MIAMI
10/26/2012 11:58 am ET Updated Oct 26, 2012

Broward Medical Examiner's Office May Have Botched Tests, Jeopardizing DUI Cases (VIDEO)

An unknown number of criminal and civil cases in Broward County may be flawed after it was discovered the Medical Examiner’s Office improperly tested thousands of fluid samples.

Dr. Craig Mallak, chief medical examiner, alerted State Attorney Michael Satz on Wednesday that his staff learned of the process errors on Aug. 24 and shut down the lab, sending samples to another facility.

“The methods used to test bodily fluids for drugs being processed by our toxicology laboratory had not previously been validated,” Mallak wrote to Satz. “Most likely, the results provided to the State Attorney’s Office in the past have been accurate; however, I felt a moral and ethical obligation to provide you with the information.”

Mallak became aware of the issue when he sought accreditation from the College of American Pathologists, the Sun Sentinel reports, and discovered that faulty procedures were used when testing for cocaine, heroin, oxycodone, hydrocodone, marijuana, amphetamines, Valium, Xanax, sleeping pills, and other over-the-counter medications. Tests for alcohol and PCP were done properly.

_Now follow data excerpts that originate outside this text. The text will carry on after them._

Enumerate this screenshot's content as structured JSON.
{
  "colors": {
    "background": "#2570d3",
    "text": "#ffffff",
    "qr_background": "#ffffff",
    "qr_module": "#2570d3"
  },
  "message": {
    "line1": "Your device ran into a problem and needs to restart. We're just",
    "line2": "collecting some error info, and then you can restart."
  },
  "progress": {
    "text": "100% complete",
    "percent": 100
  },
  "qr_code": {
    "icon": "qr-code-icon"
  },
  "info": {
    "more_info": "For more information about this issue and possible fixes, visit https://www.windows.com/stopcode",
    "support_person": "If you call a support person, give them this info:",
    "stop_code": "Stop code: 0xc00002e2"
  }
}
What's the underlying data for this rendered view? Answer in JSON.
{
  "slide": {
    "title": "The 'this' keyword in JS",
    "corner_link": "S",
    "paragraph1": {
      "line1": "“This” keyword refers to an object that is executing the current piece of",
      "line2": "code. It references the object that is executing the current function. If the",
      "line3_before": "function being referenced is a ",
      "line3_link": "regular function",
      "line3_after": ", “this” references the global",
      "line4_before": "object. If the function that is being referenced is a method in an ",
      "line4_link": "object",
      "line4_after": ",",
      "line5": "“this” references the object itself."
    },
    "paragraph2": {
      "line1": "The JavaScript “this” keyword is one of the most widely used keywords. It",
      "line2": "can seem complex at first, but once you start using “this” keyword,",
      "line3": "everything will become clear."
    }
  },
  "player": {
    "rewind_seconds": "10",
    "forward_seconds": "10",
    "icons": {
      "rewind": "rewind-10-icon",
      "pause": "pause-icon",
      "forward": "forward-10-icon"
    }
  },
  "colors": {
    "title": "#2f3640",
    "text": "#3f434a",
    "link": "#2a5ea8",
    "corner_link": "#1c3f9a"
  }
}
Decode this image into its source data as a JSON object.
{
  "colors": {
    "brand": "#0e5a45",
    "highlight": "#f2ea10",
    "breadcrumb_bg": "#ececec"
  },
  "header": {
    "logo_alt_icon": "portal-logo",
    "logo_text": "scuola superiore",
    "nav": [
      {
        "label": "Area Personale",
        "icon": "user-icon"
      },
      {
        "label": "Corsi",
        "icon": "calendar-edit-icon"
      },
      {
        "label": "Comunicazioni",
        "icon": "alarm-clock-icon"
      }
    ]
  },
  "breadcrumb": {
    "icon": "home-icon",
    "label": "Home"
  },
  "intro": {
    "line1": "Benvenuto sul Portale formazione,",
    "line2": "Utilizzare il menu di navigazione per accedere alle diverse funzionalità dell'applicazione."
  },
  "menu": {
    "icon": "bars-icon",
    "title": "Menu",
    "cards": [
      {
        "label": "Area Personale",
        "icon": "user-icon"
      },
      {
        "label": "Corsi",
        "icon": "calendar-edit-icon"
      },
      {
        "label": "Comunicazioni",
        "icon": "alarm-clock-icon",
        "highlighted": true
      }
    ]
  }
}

In Mallak’s letter, he says that staff is pulling cases from the last 10 years, meaning more than 3,000 cases could be based on erroneous lab results.

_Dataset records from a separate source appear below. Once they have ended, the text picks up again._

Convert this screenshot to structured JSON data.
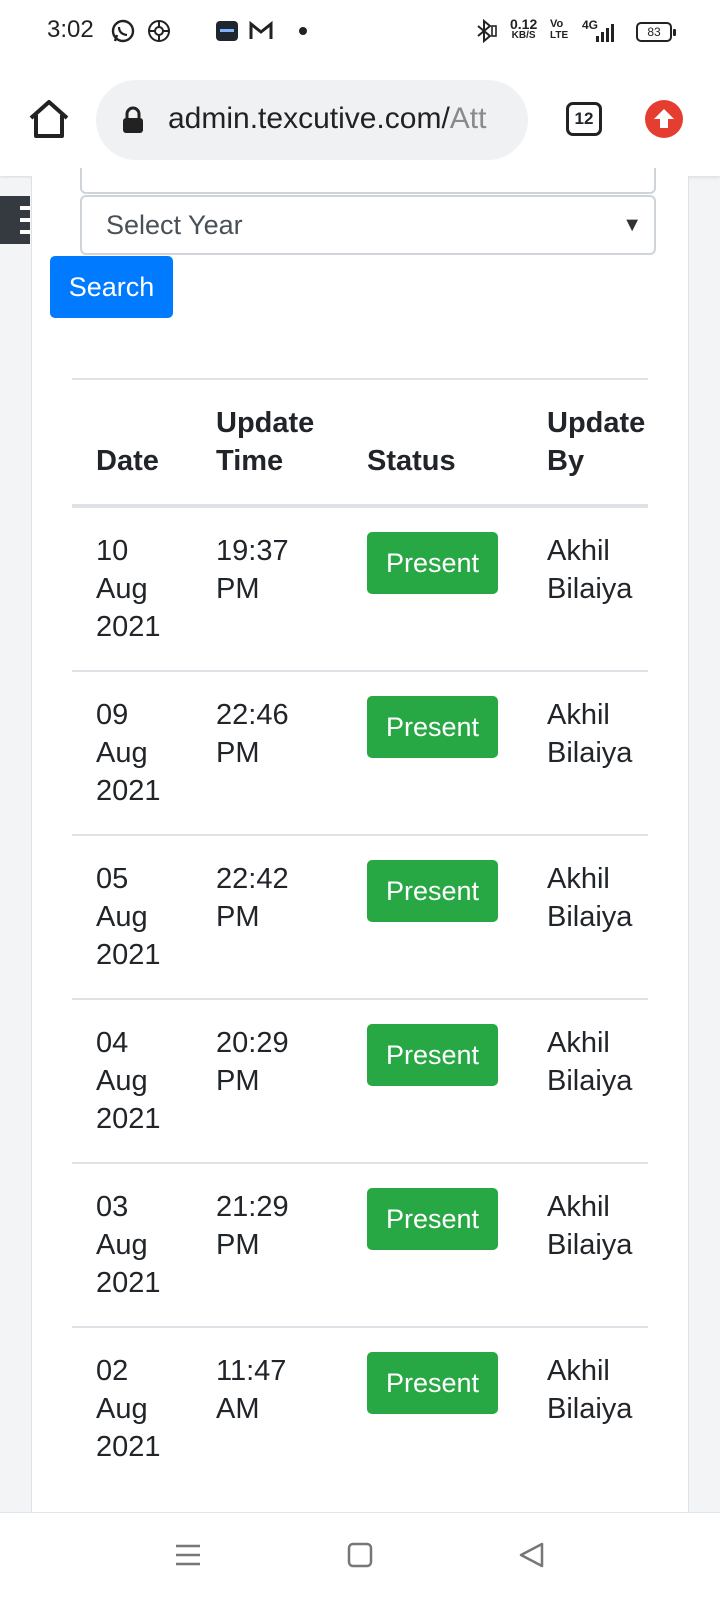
{
  "status_bar": {
    "time": "3:02",
    "net_speed_value": "0.12",
    "net_speed_unit": "KB/S",
    "volte_top": "Vo",
    "volte_bottom": "LTE",
    "network": "4G",
    "battery": "83"
  },
  "browser": {
    "url_main": "admin.texcutive.com/",
    "url_fade": "Att",
    "tab_count": "12"
  },
  "filters": {
    "year_placeholder": "Select Year",
    "search_label": "Search"
  },
  "table": {
    "headers": {
      "date": "Date",
      "update_time_line1": "Update",
      "update_time_line2": "Time",
      "status": "Status",
      "update_by_line1": "Update",
      "update_by_line2": "By"
    },
    "rows": [
      {
        "day": "10",
        "month": "Aug",
        "year": "2021",
        "time": "19:37",
        "ampm": "PM",
        "status": "Present",
        "first": "Akhil",
        "last": "Bilaiya"
      },
      {
        "day": "09",
        "month": "Aug",
        "year": "2021",
        "time": "22:46",
        "ampm": "PM",
        "status": "Present",
        "first": "Akhil",
        "last": "Bilaiya"
      },
      {
        "day": "05",
        "month": "Aug",
        "year": "2021",
        "time": "22:42",
        "ampm": "PM",
        "status": "Present",
        "first": "Akhil",
        "last": "Bilaiya"
      },
      {
        "day": "04",
        "month": "Aug",
        "year": "2021",
        "time": "20:29",
        "ampm": "PM",
        "status": "Present",
        "first": "Akhil",
        "last": "Bilaiya"
      },
      {
        "day": "03",
        "month": "Aug",
        "year": "2021",
        "time": "21:29",
        "ampm": "PM",
        "status": "Present",
        "first": "Akhil",
        "last": "Bilaiya"
      },
      {
        "day": "02",
        "month": "Aug",
        "year": "2021",
        "time": "11:47",
        "ampm": "AM",
        "status": "Present",
        "first": "Akhil",
        "last": "Bilaiya"
      }
    ]
  },
  "colors": {
    "primary": "#007bff",
    "success": "#28a745",
    "update_badge": "#e53d2f"
  }
}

"If it's not accurate, that could throw into question convictions of DUI where the person was driving under the influence of drugs. DUI manslaughter and even murder cases," public defender Howard Finkelstein told WSVN. "The really sad part here is if we have inaccurate results, there could be people who are absolutely innocent sitting in prison as a direct result."

Mallak was appointed chief medical examiner in April, WSVN reports, replacing 17-year veteran Dr. Joshua Perper.

We’re going to check each case and see what significance the test had,” Satz told Broward Beat. “We don’t want to go to trial with a tainted test.”

The Broward Medical Examiner's Office was previously under fire in February when more than 3,600 narcotic pills went missing.